To grasp the scope of a potential ban on in-store AI, NewtonX conducted a survey with 500 leaders of in-store analytics, AI, and rewards programs at brick and mortar retailers. The survey revealed the scope of in-store data that retailers collect, what aspects of this data collection are up to be potentially revoked, and what the consequences of a ban on in-store AI would be for brick and mortar retailers.
Protection for Citizens May Leave Retailers Unprotected
At a recent Senate hearing Senate Commerce Chairman Roger Wicker said “It is clear to me that we need a strong, national privacy law that provides baseline data protections [and]applies equally to business entities—both online and offline.” What would the inclusion of offline businesses in data privacy acts look like?
According to executives at Amazon and other large retailers, the biggest impact would be on loyalty programs, where retailers offer superior services and experiences based on whether or not a consumer shares their data. In fact, a landmark piece of California legislation, called the CCPA, which was drafted with the intent of protecting consumer privacy, much like GDPR, already has many retailers wondering if they are at risk of being sued for basic loyalty programs.

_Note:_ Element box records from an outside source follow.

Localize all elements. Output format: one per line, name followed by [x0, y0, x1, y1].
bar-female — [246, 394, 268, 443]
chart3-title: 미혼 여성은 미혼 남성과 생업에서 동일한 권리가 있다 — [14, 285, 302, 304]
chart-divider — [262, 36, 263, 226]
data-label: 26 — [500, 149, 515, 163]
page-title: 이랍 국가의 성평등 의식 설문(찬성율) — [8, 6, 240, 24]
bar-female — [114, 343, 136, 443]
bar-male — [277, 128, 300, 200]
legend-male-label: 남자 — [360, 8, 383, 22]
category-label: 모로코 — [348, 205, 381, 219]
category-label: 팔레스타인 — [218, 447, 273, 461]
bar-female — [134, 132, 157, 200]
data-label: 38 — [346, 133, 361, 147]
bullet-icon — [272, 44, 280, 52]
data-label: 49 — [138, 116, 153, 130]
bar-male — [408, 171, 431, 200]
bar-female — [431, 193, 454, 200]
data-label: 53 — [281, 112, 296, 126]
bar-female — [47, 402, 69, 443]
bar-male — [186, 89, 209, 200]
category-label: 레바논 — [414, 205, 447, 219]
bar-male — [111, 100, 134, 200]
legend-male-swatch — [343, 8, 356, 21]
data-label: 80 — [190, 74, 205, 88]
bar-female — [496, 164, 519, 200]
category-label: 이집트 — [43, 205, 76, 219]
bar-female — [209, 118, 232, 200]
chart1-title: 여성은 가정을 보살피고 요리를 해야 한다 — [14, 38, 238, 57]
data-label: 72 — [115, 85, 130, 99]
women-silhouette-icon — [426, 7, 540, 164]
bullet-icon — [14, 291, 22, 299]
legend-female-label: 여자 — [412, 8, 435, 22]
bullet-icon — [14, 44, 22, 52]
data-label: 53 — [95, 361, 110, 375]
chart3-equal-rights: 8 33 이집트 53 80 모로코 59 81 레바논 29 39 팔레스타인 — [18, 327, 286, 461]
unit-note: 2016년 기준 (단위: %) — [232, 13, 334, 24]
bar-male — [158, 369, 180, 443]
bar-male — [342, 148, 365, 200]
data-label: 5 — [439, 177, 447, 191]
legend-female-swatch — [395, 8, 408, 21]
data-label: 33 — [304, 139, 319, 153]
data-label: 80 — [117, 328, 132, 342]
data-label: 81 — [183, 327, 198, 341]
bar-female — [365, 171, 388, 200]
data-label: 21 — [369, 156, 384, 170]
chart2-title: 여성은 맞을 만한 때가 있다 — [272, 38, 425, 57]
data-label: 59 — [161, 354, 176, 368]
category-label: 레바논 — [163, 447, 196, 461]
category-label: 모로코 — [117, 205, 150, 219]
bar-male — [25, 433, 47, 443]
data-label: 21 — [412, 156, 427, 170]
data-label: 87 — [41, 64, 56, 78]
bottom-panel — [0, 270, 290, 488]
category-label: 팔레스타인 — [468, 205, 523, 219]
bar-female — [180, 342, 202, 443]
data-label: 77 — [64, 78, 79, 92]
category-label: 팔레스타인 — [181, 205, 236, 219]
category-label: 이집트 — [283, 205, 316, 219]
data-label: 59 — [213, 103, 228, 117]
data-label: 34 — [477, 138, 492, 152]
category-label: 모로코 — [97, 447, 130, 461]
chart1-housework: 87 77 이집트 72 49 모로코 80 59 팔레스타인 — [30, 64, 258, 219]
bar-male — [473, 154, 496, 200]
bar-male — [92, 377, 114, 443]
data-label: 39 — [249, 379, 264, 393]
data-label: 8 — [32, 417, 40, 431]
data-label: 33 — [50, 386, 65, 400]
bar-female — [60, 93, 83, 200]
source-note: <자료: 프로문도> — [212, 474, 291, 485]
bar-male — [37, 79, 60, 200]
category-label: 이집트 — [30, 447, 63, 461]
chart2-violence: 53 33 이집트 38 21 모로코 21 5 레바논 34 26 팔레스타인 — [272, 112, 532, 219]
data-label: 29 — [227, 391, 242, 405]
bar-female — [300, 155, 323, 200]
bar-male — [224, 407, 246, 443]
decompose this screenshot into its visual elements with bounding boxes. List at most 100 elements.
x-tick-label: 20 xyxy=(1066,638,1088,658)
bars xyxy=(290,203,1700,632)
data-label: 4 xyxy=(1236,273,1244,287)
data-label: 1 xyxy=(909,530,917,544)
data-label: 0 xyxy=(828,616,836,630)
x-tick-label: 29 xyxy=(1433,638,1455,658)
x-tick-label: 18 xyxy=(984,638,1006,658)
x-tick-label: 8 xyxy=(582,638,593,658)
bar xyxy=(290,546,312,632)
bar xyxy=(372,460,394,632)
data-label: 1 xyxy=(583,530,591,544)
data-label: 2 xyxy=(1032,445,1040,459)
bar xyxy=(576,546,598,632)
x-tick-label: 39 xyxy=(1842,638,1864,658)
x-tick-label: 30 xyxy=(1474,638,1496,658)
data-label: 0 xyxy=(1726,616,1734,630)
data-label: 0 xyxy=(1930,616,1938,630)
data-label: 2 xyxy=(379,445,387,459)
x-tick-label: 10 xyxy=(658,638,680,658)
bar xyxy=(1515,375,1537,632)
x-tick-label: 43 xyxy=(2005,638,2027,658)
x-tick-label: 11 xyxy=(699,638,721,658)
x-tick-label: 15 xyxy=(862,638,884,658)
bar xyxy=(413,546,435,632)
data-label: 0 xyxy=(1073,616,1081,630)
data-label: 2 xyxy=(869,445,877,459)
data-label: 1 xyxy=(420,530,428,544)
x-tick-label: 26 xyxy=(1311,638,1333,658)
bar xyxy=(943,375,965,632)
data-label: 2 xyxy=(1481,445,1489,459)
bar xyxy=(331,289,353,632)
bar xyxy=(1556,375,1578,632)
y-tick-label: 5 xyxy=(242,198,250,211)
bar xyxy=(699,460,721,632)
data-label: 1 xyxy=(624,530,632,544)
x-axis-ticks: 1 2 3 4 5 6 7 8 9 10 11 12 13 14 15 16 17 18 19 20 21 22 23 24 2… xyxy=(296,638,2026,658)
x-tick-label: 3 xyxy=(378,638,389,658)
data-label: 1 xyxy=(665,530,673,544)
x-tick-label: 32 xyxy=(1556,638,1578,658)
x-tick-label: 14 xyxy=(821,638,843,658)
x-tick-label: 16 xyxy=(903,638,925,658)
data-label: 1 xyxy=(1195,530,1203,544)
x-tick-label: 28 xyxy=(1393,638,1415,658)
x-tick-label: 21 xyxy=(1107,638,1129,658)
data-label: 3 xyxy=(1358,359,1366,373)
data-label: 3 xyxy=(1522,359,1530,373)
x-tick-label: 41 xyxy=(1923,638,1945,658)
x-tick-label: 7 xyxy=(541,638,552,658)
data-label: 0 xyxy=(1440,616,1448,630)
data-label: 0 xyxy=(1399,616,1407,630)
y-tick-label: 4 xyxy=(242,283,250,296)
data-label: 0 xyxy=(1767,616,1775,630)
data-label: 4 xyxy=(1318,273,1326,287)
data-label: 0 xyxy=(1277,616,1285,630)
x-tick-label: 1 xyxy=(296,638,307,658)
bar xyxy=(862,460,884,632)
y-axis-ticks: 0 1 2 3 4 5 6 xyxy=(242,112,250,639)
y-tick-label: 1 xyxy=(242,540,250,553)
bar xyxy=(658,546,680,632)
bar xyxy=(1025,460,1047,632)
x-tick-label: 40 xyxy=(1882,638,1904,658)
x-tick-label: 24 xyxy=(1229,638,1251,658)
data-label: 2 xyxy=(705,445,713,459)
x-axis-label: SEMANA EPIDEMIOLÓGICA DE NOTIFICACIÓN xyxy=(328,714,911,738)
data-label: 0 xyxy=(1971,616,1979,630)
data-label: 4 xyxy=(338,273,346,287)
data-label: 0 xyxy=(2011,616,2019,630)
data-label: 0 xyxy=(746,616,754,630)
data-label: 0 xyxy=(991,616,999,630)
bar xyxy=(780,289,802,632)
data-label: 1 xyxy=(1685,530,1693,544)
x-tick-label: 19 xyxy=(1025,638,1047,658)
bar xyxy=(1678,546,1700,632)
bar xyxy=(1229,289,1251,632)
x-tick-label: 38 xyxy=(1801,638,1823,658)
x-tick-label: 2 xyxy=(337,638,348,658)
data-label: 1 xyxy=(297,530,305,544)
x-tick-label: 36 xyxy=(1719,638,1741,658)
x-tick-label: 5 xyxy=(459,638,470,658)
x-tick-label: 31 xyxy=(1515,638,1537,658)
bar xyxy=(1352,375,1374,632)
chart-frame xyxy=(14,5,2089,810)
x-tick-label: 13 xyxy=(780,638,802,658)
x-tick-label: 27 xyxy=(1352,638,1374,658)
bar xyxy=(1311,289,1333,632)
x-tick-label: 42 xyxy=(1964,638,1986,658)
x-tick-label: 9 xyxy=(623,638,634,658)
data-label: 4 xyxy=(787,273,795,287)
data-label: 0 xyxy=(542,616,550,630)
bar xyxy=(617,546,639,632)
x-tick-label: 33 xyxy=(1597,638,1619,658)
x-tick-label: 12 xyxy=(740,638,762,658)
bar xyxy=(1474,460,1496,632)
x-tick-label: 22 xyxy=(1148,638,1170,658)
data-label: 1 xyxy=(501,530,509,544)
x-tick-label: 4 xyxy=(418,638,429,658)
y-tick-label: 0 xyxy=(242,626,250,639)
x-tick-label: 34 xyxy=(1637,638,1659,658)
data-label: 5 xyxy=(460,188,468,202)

The law not only prohibits offering a different level of quality based on whether a consumer shares their personal data, but also allows consumers to opt out of sharing any information that could lead the brand to associate their data with a “particular household.”
Loyalty programs aren’t the only aspect of retail under fire, though. California’s law also covers collection of audio, electronic or visual information, and “olfactory” information — data that many retailers collect in-store. For instance, Sephora uses Bluetooth beacons to identify customers’ smartphones when they enter a store, and sends personalized promotions to shoppers in real-time. Walmart, Lowe’s, and Target have all tested facial recognition systems for flagging people who have previously shoplifted, but the technology has not yet been rolled out.
These retailers are not alone in testing facial recognition: a growing cohort of technology companies such as Ayonix Face Technologies and FaceFirsthave rolled out facial recognition systems in stores to identify and flag scammers (the companies are understandably secretive about their clients). In fact, the global facial recognition market is expected to hit $8B over the next three years.
And yet, the technology’s use in retail is controversial; in 2015 the federal Commerce Department attempted to craft voluntary standards for facial recognition, but pushback from retailers and associations was so strong that the effort ended up falling apart. More recently, multiple senators have introduced bills that would disallow retailers from using facial recognition technology without customers’ consent.
While some of this technology could be used for anonymized data collection, much of it may be deemed sensitive personal data — particularly when it comes to profiling scammers/shoplifters. Brick and mortar retailers fear that tight regulations on in-store technology could make it even harder to compete with e-commerce giants.
The True Cost of Banning In-Store AI
In-store promotions and mitigated losses through facial recognition technology have actually yielded lower returns than many retailers expected. The biggest potential loss, which could translate into millions of lost revenue, is in loyalty programs.
Chances are, however, that brick and mortar retailers will not come under fire for loyalty programs, and will instead be forced to reconsider bluetooth signaling and facial recognition technology — two components of retail that, as of now, don’t provide significant cost savings anyways. “Getting permission to collect personal from our existing loyalty users would be cumbersome, but ultimately is probably a good idea, from a regulation standpoint,” said one respondent to the NewtonX survey. “I don’t see GDPR-like rules severely limiting in-store operations.”